Nel frattempo si stanno affacciando soluzioni provvisorie. Il «senatore» del PLR Damian Müller, presidente della Commissione della sicurezza sociale degli Stati, critico con i suoi, ha detto che non c’è spazio per giochi tattici e che perdere tempo e accettare deficit sarebbe una grave negligenza nei confronti delle giovani generazioni. Di qui la proposta di finanziare in prevalenza la 13. con un aumento dell’IVA e al tempo stesso di limitare fino al 2029 sia questo aggravio sia il ridotto aumento dei prelievi sui salari. Da parte sua, il Consiglio federale si è detto favorevole alla proposta, presentata all’indomani della votazione dal consigliere nazionale del PLR Olivier Feller di ridurre il livello minimo del Fondo di compensazione, vale a dire del patrimonio del primo pilastro. Alla fine del 2022 il Fondo aveva in cassa 47 miliardi di franchi, un importo corrispondente al 98% delle uscite di un anno. Per legge, la sua dotazione deve coprire «di regola» la totalità delle spese per le rendite. Ma secondo Feller, l’attuale livello del 100% è «decisamente» troppo alto e si potrebbe immaginare una riduzione al 70%; un’operazione del resto non nuova già proposta vent’anni fa in occasione della 11. revisione dell’AVS, poi caduta in votazione. Questo consentirebbe di ricavare un importo di 14 miliardi, fino all’adozione di misure durature.
Ma chi ci guadagnerà e chi ci perderà se si andrà per le lunghe nel finanziamento della 13. AVS? Senza finanziamenti aggiuntivi, il Fondo è destinato a svuotarsi.
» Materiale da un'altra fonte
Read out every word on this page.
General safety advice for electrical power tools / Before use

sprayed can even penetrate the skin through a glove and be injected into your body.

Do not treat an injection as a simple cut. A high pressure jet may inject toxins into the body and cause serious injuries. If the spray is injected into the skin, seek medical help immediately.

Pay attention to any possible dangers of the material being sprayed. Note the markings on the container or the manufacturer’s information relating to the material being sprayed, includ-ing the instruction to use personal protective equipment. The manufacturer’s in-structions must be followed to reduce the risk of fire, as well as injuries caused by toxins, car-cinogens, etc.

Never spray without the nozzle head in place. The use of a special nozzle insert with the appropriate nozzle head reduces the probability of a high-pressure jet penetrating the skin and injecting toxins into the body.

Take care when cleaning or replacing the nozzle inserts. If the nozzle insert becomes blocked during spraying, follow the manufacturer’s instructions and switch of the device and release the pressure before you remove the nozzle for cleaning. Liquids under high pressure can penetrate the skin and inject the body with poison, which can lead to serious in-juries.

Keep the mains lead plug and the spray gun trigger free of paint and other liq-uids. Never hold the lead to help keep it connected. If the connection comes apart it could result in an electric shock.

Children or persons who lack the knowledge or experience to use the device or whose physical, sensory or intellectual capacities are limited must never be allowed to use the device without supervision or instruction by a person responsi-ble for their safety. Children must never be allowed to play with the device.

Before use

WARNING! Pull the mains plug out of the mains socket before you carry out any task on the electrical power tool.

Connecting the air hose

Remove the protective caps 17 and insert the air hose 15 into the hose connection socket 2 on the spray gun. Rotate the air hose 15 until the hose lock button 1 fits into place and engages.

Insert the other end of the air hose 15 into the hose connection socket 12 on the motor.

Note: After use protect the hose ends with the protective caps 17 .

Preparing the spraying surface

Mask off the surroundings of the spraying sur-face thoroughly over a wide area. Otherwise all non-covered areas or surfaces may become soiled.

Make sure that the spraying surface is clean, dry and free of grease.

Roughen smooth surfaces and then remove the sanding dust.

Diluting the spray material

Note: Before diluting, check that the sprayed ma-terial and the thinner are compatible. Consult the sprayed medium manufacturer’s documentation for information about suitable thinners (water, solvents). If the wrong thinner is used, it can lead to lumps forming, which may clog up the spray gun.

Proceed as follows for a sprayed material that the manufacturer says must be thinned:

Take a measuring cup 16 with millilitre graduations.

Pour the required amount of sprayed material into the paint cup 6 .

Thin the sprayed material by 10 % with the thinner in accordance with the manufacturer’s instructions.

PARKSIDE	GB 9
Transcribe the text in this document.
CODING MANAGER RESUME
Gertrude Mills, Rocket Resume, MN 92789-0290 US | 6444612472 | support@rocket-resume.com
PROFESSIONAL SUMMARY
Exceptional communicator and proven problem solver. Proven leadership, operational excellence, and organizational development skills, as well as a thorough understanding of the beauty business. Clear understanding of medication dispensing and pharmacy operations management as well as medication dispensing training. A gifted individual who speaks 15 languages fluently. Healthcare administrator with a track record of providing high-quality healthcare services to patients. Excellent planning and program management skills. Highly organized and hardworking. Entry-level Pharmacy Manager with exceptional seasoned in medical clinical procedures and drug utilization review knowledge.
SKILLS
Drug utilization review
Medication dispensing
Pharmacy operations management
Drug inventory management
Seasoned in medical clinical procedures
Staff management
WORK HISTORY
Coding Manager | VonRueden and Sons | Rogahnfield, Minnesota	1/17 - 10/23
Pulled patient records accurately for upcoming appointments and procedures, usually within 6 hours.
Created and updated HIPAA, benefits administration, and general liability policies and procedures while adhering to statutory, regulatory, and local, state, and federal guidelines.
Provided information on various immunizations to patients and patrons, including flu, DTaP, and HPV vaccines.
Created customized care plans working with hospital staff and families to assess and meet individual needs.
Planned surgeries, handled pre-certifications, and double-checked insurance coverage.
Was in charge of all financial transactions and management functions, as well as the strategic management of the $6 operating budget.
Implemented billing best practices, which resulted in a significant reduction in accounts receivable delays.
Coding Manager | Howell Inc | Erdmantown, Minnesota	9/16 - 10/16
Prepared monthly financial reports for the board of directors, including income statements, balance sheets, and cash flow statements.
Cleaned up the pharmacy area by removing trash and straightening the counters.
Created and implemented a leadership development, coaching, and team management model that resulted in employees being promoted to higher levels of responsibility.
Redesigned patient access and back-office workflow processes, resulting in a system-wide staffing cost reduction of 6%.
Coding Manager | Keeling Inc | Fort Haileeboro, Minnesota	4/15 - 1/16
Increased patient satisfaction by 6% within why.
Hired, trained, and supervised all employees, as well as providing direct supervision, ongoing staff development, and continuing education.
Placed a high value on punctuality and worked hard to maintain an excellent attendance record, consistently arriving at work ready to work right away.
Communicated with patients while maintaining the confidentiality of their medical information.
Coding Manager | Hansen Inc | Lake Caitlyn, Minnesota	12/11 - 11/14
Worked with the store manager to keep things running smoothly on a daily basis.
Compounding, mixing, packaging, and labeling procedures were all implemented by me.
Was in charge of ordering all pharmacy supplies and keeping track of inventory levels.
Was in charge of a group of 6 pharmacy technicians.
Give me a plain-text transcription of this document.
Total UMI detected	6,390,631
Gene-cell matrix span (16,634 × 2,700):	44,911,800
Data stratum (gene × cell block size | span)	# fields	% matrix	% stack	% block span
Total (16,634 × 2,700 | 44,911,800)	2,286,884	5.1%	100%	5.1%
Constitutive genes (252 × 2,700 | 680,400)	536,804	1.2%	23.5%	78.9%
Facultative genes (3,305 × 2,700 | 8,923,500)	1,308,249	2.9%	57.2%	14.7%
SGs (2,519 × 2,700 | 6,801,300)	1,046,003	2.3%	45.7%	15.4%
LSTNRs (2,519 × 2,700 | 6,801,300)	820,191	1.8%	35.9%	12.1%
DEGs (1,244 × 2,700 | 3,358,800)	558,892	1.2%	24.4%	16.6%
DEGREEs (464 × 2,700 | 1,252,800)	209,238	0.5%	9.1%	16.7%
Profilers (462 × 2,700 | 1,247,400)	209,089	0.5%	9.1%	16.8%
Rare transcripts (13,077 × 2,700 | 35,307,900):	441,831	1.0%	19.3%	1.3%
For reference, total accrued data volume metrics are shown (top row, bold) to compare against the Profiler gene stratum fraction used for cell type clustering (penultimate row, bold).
Ma la vera fattura ricadrebbe sulle generazioni più giovani, mentre per quelle già in pensione o che si apprestano ad andarci non ci sarebbero oneri supplementari. Intanto la soluzione del finanziamento rischia di restare ostaggio delle contrapposizioni politiche. Il gioco della destra è rischioso. Se le future misure strutturali includessero un aumento dell’età pensionabile (anche se più flessibile rispetto all’iniziativa bocciata il 3 marzo) e venisse lanciato con successo un referendum, tutto cadrebbe e l’AVS si troverebbe con enormi disavanzi da colmare. La sinistra deve però assumersi anche le sue responsabilità dopo aver minimizzato la questione del finanziamento e aver ignorato gli avvertimenti della controparte. Intanto, la pressione per aumentare in qualche modo l’età di pensionamento finirà per salire. À suivre.